Long, sorry, any ideas?

This sucks but can be corrected,

Switch off relaying on your mail server.

Different methods depending on your mailserver.

Qmail is noted in http://www.lifewithqmail.org/lwq.html#relaying

Exchange is noted in http://www.slipstick.com/exs/relay.htm

Otherwise google is your friend www.google.ca

Then once you have checked that your relaying is off by Telnetting in and trying to send a mail through telnet from another domain via yours or go to the nice folks at http://www.ordb.org/ if you cannot use telnet to test your SMTP relaying.

If all your ducks are in place and all is OK, then contact the holder of the blacklist and suck up like crazy explaining your initial ignorance of the relaying and your action when you found it out and that you want to be unblacklisted.

*If all else fails then tell him you know me and that I'll send the boys around later on to sort him out if he doesn't unblacklist you*

But seriously, most admins can stop a person who didn't know and learned a lesson the hard way from a spam idiot_scum_sucking_pig_mofo_stuff_I_scraped_off_my_shoe_type_person and will then comply.

HTH,

Glyn

"Lack of planning on your part, does not constitute an emergency on my part."

Originally posted by raine
Lately, I've been getting more spam on my server... and after I recently sent an e-mail, I received a reply that said my e-mail got rejected as it was SPAM-MAIL...

this is what it said:

Mail from spam source 64.191.4.74 refused - see http://www.spews.org/


Here are the entries relevant to your IP (64.191.4.74):


1, 64.191.4.19, Peter DeCaro / i-marketingpro.com (everity.com)
1, 64.191.4.0/25, Peter DeCaro / i-marketingpro.com (everity.com / servershost.net / hostnoc.net)
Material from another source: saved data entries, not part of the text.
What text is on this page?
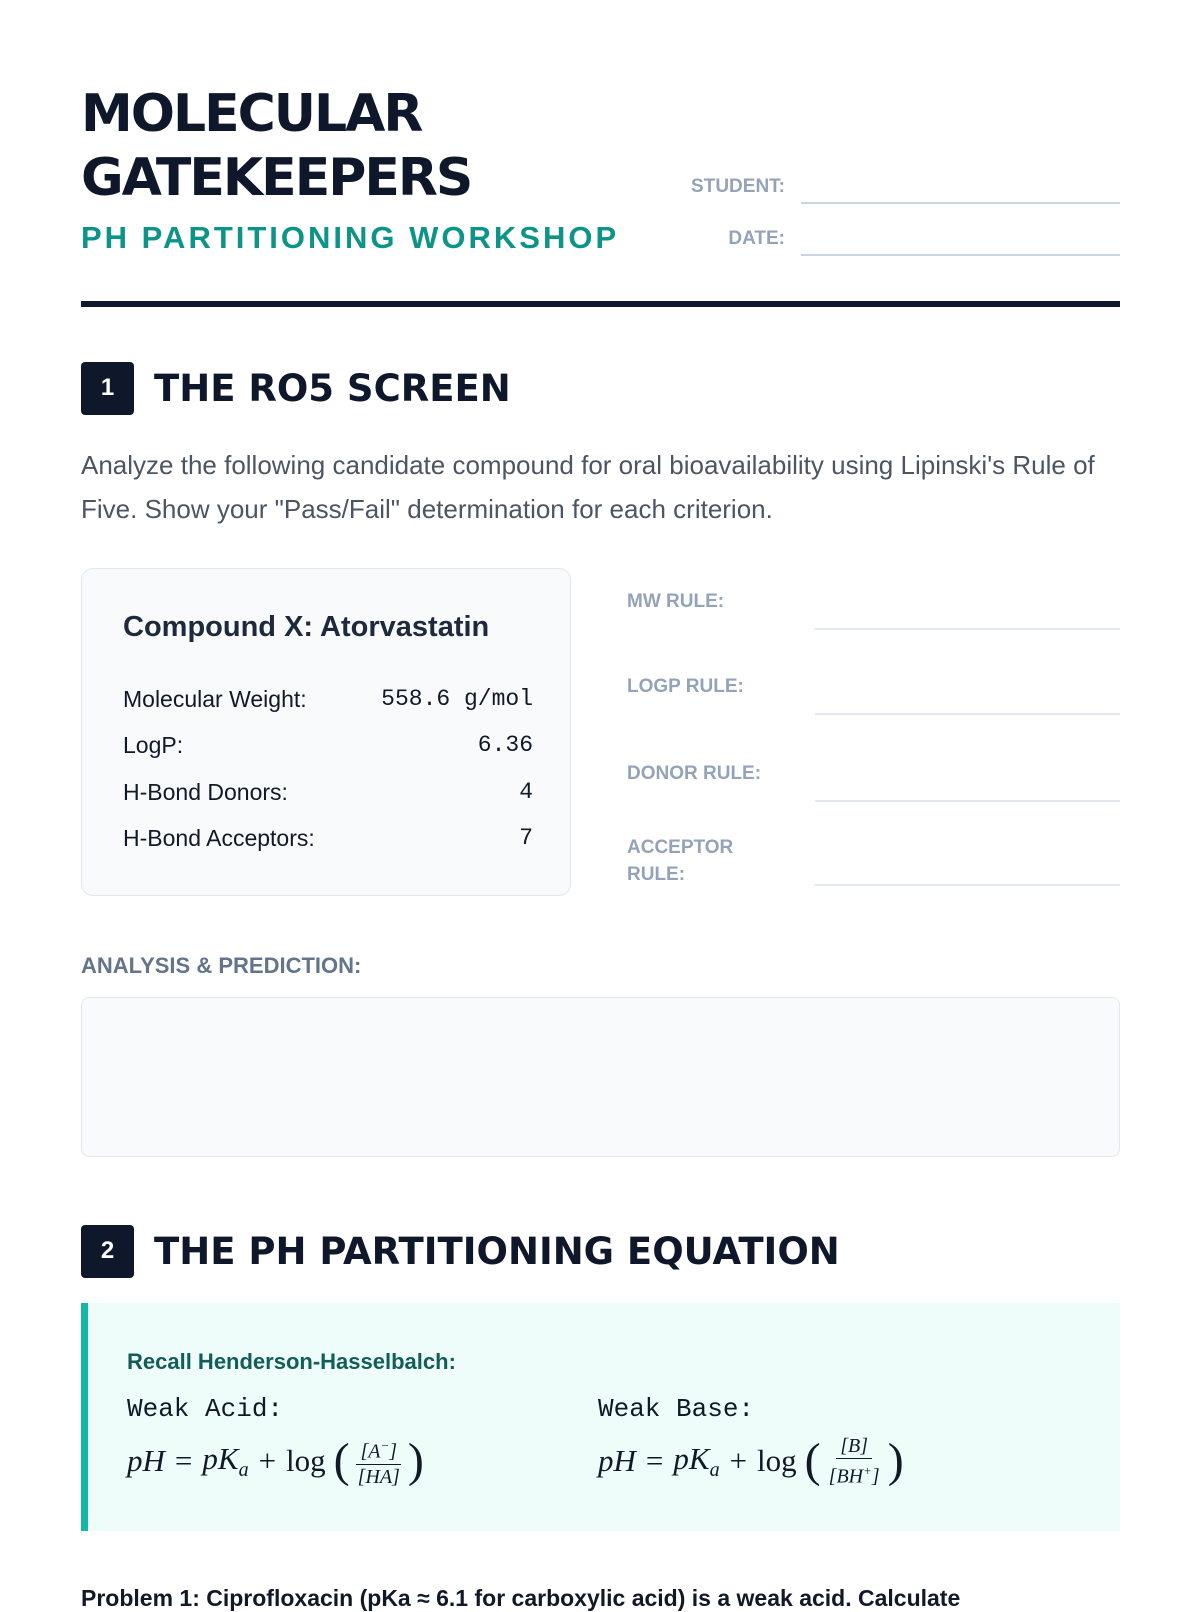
MOLECULAR
GATEKEEPERS
PH PARTITIONING WORKSHOP
STUDENT:
DATE:
1	THE RO5 SCREEN

Analyze the following candidate compound for oral bioavailability using Lipinski's Rule of Five. Show your "Pass/Fail" determination for each criterion.

Compound X: Atorvastatin
Molecular Weight:	558.6 g/mol
LogP:	6.36
H-Bond Donors:	4
H-Bond Acceptors:	7
MW RULE:
LOGP RULE:
DONOR RULE:
ACCEPTOR RULE:
ANALYSIS & PREDICTION:
2	THE PH PARTITIONING EQUATION
Recall Henderson-Hasselbalch:
Weak Acid:
pH = $pK_a + \log$ ( $\frac{[A^-]}{[HA]}$ )
Weak Base:
pH = $pK_a + \log$ ( $\frac{[B]}{[BH^+]}$ )
Problem 1: Ciprofloxacin (pKa ≈ 6.1 for carboxylic acid) is a weak acid. Calculate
This means that, most likely, the actual spam was coming from the IP 64.191.4.19. Your IP is being included as part of the 64.191.4.0/25 block (the IPs between 64.191.4.0 and 64.191.4.127). That block is being listed as collateral damage, and not because any spam is actually known to be coming from it. The idea is that by listing other IPs owned by the same folks who are "condoning" the spam, it puts more pressure on the IP owners to do something about it. (Whether it works is a much-debated topic, and I've no interest in discussing that here.)
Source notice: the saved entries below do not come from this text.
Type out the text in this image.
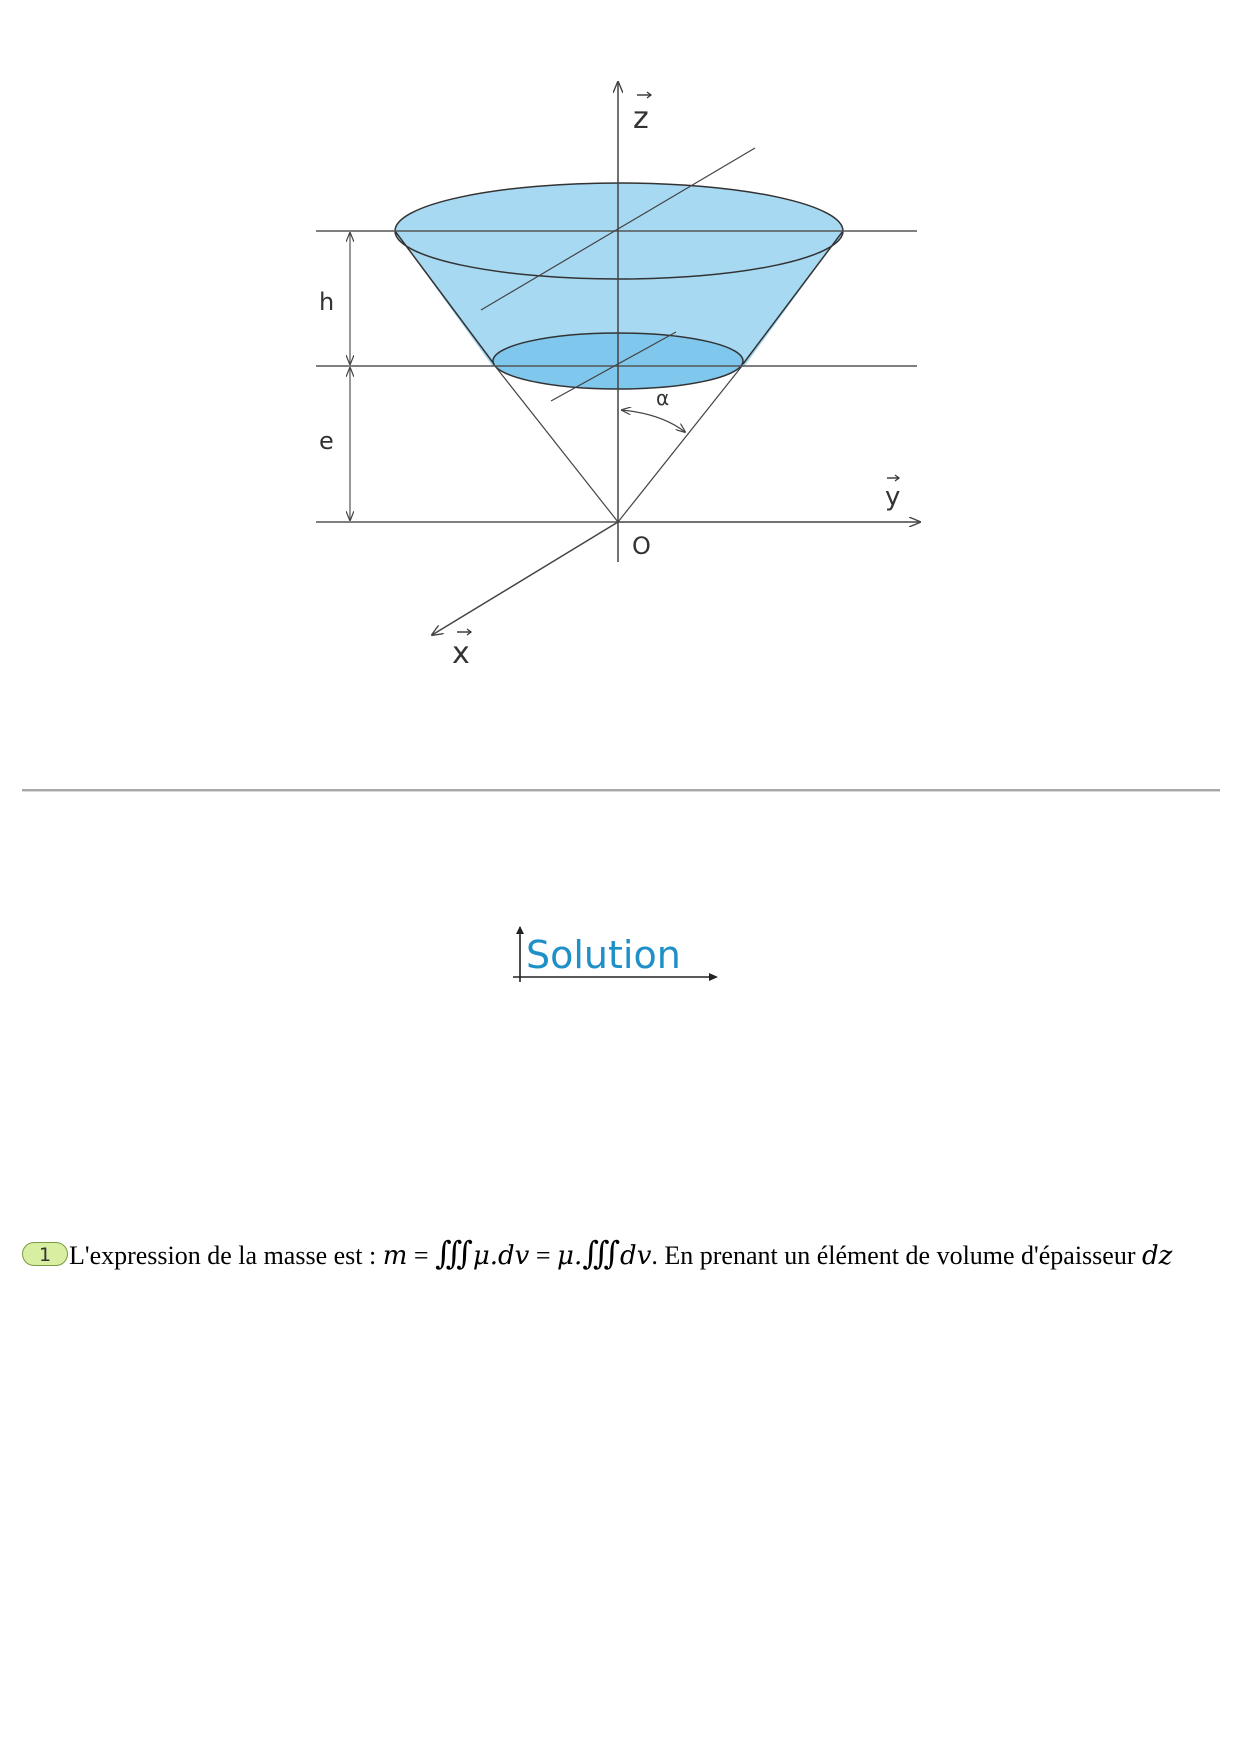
z
y
x
O
h
e
α
Solution
1 L'expression de la masse est : m = ∭ μ.dv = μ.∭ dv. En prenant un élément de volume d'épaisseur dz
Either way, there's probably not a whole lot you can do. SPEWS supporters would tell you to complain to your ISP and convince them to cancel the spammer, and anti-SPEWS folks would tell you to complain to whoever runs the mailserver that you're trying to send mail to and convince him to stop using SPEWS to block mail. Neither approach is likely to work very well. You could also try to get your provider to move you to another, non-blacklisted netblock, which is more likely to work. (Of course, it that block gets blacklisted, you're back where you started.)

At any rate, the good news is that your box isn't being used to send spam (or at least none that's shown up anywhere yet), so you don't need to worry about that.